Etait-ce la douleur de mon souffle qui me réveilla ? Ou cette sensation que mes yeux allaient s’ouvrir à la lumière, afin de m’aveugler une dernière fois. Où étais-je ? Ma souffrance n’avait d’égale que la puanteur qui emplissait les lieux. Où étais-je ? Ma toux asthmatique m’indiquait que j’avais plusieurs côtes cassées. Un bourdonnement enflait près de moi. Je pouvais à peine bouger. Je m’égosillais en voyant des dizaines de mouches dévorer sans relâche le cadavre d’Evan. J’étais déjà morte. Mon amour était passé à moitié à travers le pare-brise et une balle était plantée dans son cou. Nous étions visiblement dans un ravin, la Ford avait dû faire des tonneaux.

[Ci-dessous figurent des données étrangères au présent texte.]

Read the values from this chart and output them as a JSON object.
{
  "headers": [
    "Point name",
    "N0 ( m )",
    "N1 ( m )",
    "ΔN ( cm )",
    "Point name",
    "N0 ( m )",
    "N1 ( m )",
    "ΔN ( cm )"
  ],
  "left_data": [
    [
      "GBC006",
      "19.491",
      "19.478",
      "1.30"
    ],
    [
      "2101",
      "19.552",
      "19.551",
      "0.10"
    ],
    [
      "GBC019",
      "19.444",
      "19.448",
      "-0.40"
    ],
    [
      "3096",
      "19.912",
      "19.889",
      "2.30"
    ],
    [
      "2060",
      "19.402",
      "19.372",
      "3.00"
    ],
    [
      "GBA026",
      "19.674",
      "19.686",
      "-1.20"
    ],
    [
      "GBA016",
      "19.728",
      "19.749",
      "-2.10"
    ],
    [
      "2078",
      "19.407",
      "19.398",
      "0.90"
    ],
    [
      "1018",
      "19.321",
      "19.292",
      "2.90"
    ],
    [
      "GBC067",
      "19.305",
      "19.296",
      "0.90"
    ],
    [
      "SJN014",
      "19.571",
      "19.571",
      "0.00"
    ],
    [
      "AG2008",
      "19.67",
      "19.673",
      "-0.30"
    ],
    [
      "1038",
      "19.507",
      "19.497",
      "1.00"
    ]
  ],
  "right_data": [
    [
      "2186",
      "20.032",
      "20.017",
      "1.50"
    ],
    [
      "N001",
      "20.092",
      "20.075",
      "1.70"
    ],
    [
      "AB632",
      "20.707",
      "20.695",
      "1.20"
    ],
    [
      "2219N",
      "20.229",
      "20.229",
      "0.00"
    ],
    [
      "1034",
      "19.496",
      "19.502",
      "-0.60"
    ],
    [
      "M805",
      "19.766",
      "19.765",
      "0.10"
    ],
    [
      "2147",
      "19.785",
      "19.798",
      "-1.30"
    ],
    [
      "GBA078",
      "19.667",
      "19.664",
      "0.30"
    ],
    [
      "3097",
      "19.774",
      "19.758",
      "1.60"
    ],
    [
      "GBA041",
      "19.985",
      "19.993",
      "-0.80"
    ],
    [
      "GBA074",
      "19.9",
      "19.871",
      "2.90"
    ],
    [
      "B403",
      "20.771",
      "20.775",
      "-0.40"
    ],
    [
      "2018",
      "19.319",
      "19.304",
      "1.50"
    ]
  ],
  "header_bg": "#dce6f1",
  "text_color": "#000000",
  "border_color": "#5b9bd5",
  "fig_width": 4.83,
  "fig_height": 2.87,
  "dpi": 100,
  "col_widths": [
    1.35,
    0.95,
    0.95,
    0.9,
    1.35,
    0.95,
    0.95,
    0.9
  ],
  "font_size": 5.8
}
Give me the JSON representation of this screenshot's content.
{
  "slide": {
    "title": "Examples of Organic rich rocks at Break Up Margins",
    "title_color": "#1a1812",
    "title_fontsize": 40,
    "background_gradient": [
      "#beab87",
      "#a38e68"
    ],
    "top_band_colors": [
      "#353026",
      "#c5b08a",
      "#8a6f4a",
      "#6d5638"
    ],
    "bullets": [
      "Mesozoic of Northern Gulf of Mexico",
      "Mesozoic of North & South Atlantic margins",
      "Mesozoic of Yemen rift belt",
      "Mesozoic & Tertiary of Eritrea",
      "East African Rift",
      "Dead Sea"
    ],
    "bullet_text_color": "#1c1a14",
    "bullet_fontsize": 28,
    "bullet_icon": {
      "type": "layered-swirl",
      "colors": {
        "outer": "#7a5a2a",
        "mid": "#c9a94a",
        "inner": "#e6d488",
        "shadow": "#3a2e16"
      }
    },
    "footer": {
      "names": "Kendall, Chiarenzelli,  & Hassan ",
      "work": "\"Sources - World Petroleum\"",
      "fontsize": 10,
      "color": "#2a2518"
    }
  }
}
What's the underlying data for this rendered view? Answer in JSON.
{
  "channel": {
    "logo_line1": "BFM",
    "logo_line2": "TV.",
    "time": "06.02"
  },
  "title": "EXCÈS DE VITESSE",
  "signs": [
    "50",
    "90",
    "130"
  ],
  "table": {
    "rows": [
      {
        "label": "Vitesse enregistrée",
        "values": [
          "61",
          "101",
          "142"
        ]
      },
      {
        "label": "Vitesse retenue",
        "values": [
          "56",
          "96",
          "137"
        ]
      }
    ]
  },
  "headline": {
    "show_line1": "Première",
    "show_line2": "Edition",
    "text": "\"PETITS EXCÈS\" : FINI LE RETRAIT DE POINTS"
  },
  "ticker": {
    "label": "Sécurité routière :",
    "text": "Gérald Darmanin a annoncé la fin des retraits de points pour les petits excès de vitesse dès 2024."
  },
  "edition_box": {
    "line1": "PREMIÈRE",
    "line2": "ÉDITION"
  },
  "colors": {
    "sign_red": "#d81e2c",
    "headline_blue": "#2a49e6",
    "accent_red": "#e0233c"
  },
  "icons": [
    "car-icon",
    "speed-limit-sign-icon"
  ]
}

L’aube se levait sur un bain de sang. Une buée couvrait les vitres de l’auto. J’apercevais toutefois des rangées d’arbres non loin. J’essayais de m’extraire de la carcasse en faisant des tractions. Quelle était cette force qui me poussait toujours à continuer ? Pourquoi m’avoir fait connaître ça ? Dans cette agonie dégueulasse, je me suis remise à prier, bien avant de chercher un portable.